Agriculteur à Corlay (22) et vice-président chargé de l’agriculture et de l’agroalimentaire à la Région Bretagne, Olivier Allain s’exprime sur les défis de l’agriculture pour les années à venir.
Vous incitez, pour ne pas dire « pressez », les agriculteurs bretons à changer leurs pratiques. Pourquoi cette insistance ?
Olivier Allain : Parce que l’agriculture est directement concernée par le changement climatique et qu’elle constitue aussi le premier levier capable d’apporter des réponses concrètes et rapides à ce dérèglement qui affecte et affectera de plus en plus toute l’humanité si nous ne faisons rien. Et à cet égard, je refuse d’entendre dire : « À quoi bon faire des efforts puisque l’Europe ne représente qu’une petite partie de la population de la planète ». À tous ceux-là, je réponds : « L’Europe a le devoir de montrer l’exemple ».
Est-ce à dire que l’agriculteur de vaches allaitantes de Corlay que vous êtes est déjà impacté par le changement climatique ?
O. A. : Même s’il faut se garder de tirer des conclusions à long terme à partir de ce que nous vivons sur le moment, nous, agriculteurs, voyons bien que les saisons culturales ont changé en moins d’une génération. Même en Centre-Bretagne, la production d’herbe n’est plus ce qu’elle était il y a 20 ans. Nous devons souvent puiser plus précocement dans les stocks pour faire la soudure en fin d’été. En Centre-Bretagne aussi les étés deviennent plus secs.
Changer ses pratiques ne fera pas revenir la pluie…
O. A. : Non. (Rires). Mais passer au non-labour, semer de nouveaux mélanges d’espèces, revoir les rotations, etc., permet de préserver, et bien souvent d’améliorer les rendements. Je le répète souvent : l’agroécologie n’est pas l’ennemi de la compétitivité ; au contraire, car elle permet en plus d’économiser des intrants qui seront de plus en plus chers et qui sont émetteurs de gaz à effet de serre. Très souvent, les résultats économiques des agriculteurs très investis dans le changement de pratiques montrent que l’agroécologie permet d’être très compétitif.
Comment la Région accompagne les agriculteurs vers le changement ?

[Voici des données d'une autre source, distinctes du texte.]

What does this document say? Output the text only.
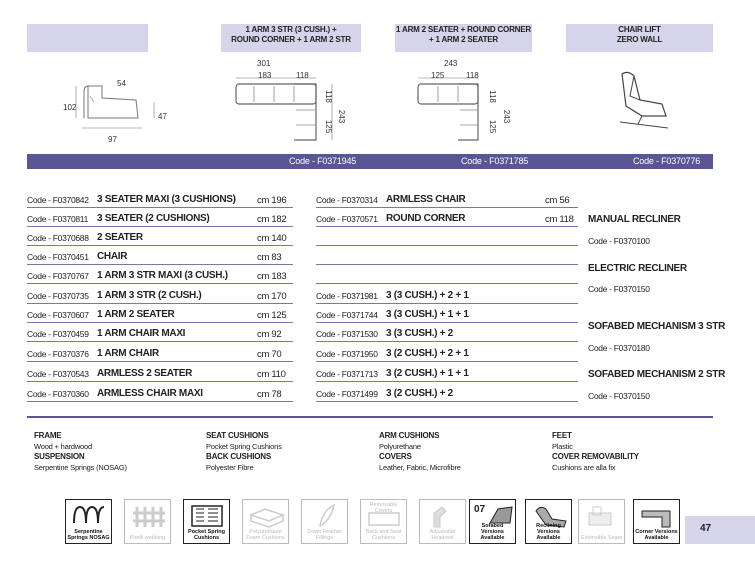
1 ARM 3 STR (3 CUSH.) +
ROUND CORNER + 1 ARM 2 STR
1 ARM 2 SEATER + ROUND CORNER
+ 1 ARM 2 SEATER
CHAIR LIFT
ZERO WALL
54
102
47
97
301
183	118
118
125
243
243
125	118
118
125
243
Code - F0371945	Code - F0371785	Code - F0370776
Code - F0370842 3 SEATER MAXI (3 CUSHIONS) cm 196
Code - F0370811 3 SEATER (2 CUSHIONS)	cm 182
Code - F0370688 2 SEATER	cm 140
Code - F0370451 CHAIR	cm 83
Code - F0370767 1 ARM 3 STR MAXI (3 CUSH.)	cm 183
Code - F0370735 1 ARM 3 STR (2 CUSH.)	cm 170
Code - F0370607 1 ARM 2 SEATER	cm 125
Code - F0370459 1 ARM CHAIR MAXI	cm 92
Code - F0370376 1 ARM CHAIR	cm 70
Code - F0370543 ARMLESS 2 SEATER	cm 110
Code - F0370360 ARMLESS CHAIR MAXI	cm 78
Code - F0370314 ARMLESS CHAIR	cm 56
Code - F0370571 ROUND CORNER	cm 118
Code - F0371981 3 (3 CUSH.) + 2 + 1
Code - F0371744 3 (3 CUSH.) + 1 + 1
Code - F0371530 3 (3 CUSH.) + 2
Code - F0371950 3 (2 CUSH.) + 2 + 1
Code - F0371713 3 (2 CUSH.) + 1 + 1
Code - F0371499 3 (2 CUSH.) + 2
MANUAL RECLINER
Code - F0370100
ELECTRIC RECLINER
Code - F0370150
SOFABED MECHANISM 3 STR
Code - F0370180
SOFABED MECHANISM 2 STR
Code - F0370150
FRAME
Wood + hardwood
SUSPENSION
Serpentine Springs (NOSAG)
SEAT CUSHIONS
Pocket Spring Cushions
BACK CUSHIONS
Polyester Fibre
ARM CUSHIONS
Polyurethane
COVERS
Leather, Fabric, Microfibre
FEET
Plastic
COVER REMOVABILITY
Cushions are alla fix
Serpentine Springs NOSAG	Pirelli webbing
Pocket Spring Cushions
Polyurethane Foam Cushions
Down Feather Fillings
Removable Covers
Back and Seat Cushions
Adjustable Headrest
07
Sofabed Versions Available
Reclining Versions Available	Extensible Seats
Corner Versions Available
47
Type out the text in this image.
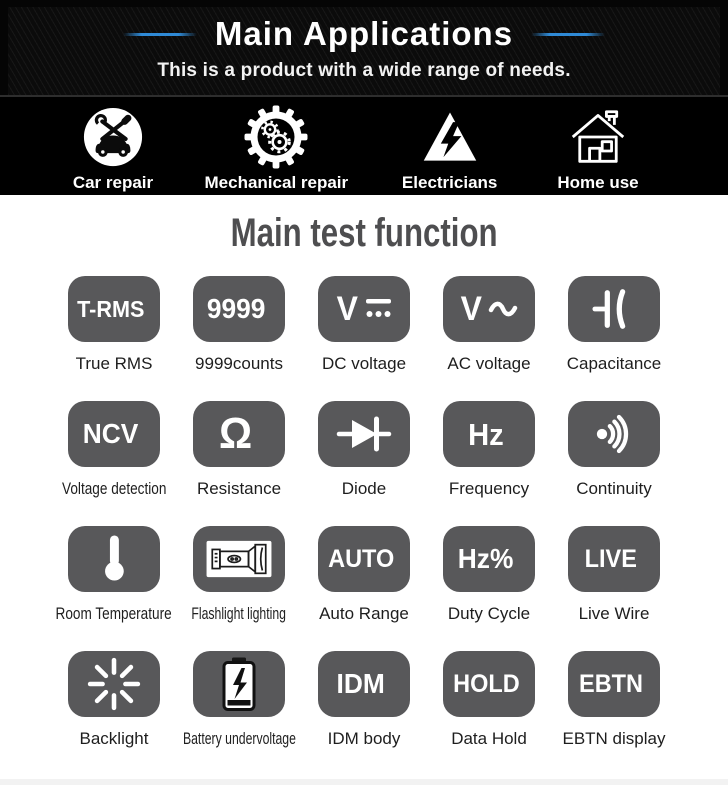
Main Applications

This is a product with a wide range of needs.

Car repair	Mechanical repair	Electricians	Home use
Main test function
T-RMS
True RMS
9999
9999counts
V
DC voltage
V
AC voltage Capacitance
NCV
Voltage detection
Ω
Resistance	Diode
Hz
Frequency	Continuity
Room Temperature Flashlight lighting
AUTO
Auto Range
Hz%
Duty Cycle
LIVE
Live Wire
Backlight Battery undervoltage
IDM
IDM body
HOLD
Data Hold
EBTN
EBTN display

O. A. : Depuis 2015, la Région Bretagne est un ardent promoteur des Mesures agroenvironnementales et climatiques (MAEC) signées par 5 000 exploitations. La Bretagne a mis 220 millions d’euros dans ce dispositif. Aucune autre région n’a mis autant d’argent. Faut-il rappeler que la Région accorde 30 M€ chaque année à son agriculture, ce qui la place au premier rang des régions françaises. Depuis 2015, le budget consacré à l’agriculture a beaucoup augmenté.
Oui, mais les premières MAEC signées en 2015 arriveront à échéance en 2020…
O. A. : Il est sans doute trop tôt pour dire comment nous établirons la transition. Mais nous y réfléchissons.
D’autres dispositifs complémentaires existent en parallèle. Le Plan de compétitivité et d’adaptation des exploitations agricoles (PCAE) est là pour soutenir les investissements avec toujours la compétitivité en ligne de mire ; avec, dès le départ, cette volonté de plafonner les aides pour que le maximum d’agriculteurs puisse en bénéficier. Faut-il rappeler que 6 500 exploitations ont bénéficié de ce dispositif et que seulement 52 dossiers ont été ajournés.
Dans le cadre de Breizhcop, la Région vient par ailleurs de flécher 300 000 € pour mener une expérimentation dans une station de la Chambre d’agriculture pour mesurer l’effet de légumineuses dans la ration des porcs comme cela se fait en Europe du Nord. L’introduction de la luzerne et du trèfle violet permet simultanément de réduire la dépendance à la protéine étrangère, de favoriser le bien-être et la santé, d’enrichir les rotations culturales qui, on le sait, ont un impact agronomique favorable : enrichissement du sol en matière organique et en azote, meilleure rétention de l’eau, maîtrise sanitaire des maladies et donc diminution des intrants, etc.
Vous avez également confirmé récemment à une assemblée de groupement porc qu’un éleveur de Pléguien percevrait 50 000 € pour un projet innovant. De quoi s’agit-il ?
O. A. : En effet. La Région s’est engagée à cofinancer 10 porcheries « expérimentales » que l’on peut qualifier de « high-tech » en matière de bien-être, d’environnement, tout en gardant bien tête l’aspect productivité. Neuf autres projets à venir qui seront proposés par chacun des groupements percevront une enveloppe d’un même montant.